Clinlab Navigator

Cold Agglutinin Titer

Cold agglutinins are nonspecific IgM antibodies which agglutinate red blood cells at cold temperatures between 0 and 30oC. They usually bind to polysaccharides on the RBC surface. Cold agglutinins can cause acrocyanosis and hemolytic anemia.

Hemolysis is mediated by complement fixation on RBC membranes and phagocytosis. Most cases have extravascular hemolysis, but 15 to 20% of cases have intravascular hemolysis. The latter cases exhibit increased lactate dehydrogenase, decreased haptoglobin and hemoglobinuria. Patients have a positive direct antiglobulin test with anti-C3 due to the fixation of complement by IgM antibody.

The titer of cold agglutinins is the highest dilution of plasma that agglutinates RBCs. Cold agglutinins are present in 95% of healthy patients at titers of 16 or less. Titers less than 32 are considered negative. Titers above 512 are usually clinically relevant, but the best prediction of the biological activity of cold autoantibodies is thermal amplitude, which is the highest temperature at which antibodies agglutinate RBCs. Harmless cold autoantibodies react with RBCs up to a temperature of 10 to 15 degrees C in vitro, while antibodies with potentially harmful effects react in vitro at 30 degrees C or higher.

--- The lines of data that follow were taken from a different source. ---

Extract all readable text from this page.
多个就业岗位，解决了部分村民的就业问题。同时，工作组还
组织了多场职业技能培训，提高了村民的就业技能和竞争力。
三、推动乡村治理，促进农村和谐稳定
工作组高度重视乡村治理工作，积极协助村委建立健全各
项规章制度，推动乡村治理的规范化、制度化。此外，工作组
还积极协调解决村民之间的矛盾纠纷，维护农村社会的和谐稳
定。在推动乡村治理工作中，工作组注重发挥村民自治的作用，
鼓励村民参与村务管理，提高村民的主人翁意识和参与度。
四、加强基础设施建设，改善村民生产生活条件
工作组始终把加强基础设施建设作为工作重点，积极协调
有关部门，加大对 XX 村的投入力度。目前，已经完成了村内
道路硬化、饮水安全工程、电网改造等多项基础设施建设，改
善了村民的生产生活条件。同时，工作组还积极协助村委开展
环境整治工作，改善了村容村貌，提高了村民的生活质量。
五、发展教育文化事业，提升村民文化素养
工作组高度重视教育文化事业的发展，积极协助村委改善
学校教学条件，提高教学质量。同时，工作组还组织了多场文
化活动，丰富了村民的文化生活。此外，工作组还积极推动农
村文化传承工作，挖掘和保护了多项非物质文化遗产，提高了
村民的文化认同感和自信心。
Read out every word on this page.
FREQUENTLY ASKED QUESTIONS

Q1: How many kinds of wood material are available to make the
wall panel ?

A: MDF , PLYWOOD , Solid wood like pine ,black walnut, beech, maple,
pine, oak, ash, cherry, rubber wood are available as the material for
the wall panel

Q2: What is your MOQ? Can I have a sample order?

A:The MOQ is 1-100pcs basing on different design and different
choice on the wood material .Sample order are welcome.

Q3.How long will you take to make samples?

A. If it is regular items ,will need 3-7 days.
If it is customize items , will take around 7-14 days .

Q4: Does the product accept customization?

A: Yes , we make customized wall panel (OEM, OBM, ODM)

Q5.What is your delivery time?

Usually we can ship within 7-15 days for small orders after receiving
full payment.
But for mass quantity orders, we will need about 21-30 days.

Cold agglutinins are associated with many infectious diseases including Mycoplasma pneumonia, infectious mononucleosis, legionella, citrobacter, influenza and varicella. Antibodies often appear one to two weeks after infection. Cold agglutinins may also be present in patients with lymphoproliferative disorders. If no underlying condition is detected, a patient may have primary cold agglutinin syndrome.

In the past, cold agglutinin titers were often used as a surrogate test for Mycoplasma pneumonia, since mycoplasma infections are often associated with elevated anti-I titers.   More specific mycoplasma IgG and IgM immunoassays are preferred to diagnose Mycoplasma pneumonia.

Specimen requirement is one 10 mL SST tube of blood. The tube should be immediately placed in a 37 C water bath and allowed to clot. After 10 minutes, the tube can be centrifuged and the serum transported to the laboratory at ambient temperature. If a water bath is not available, the tube should be transported at ambient temperature without centrifugation.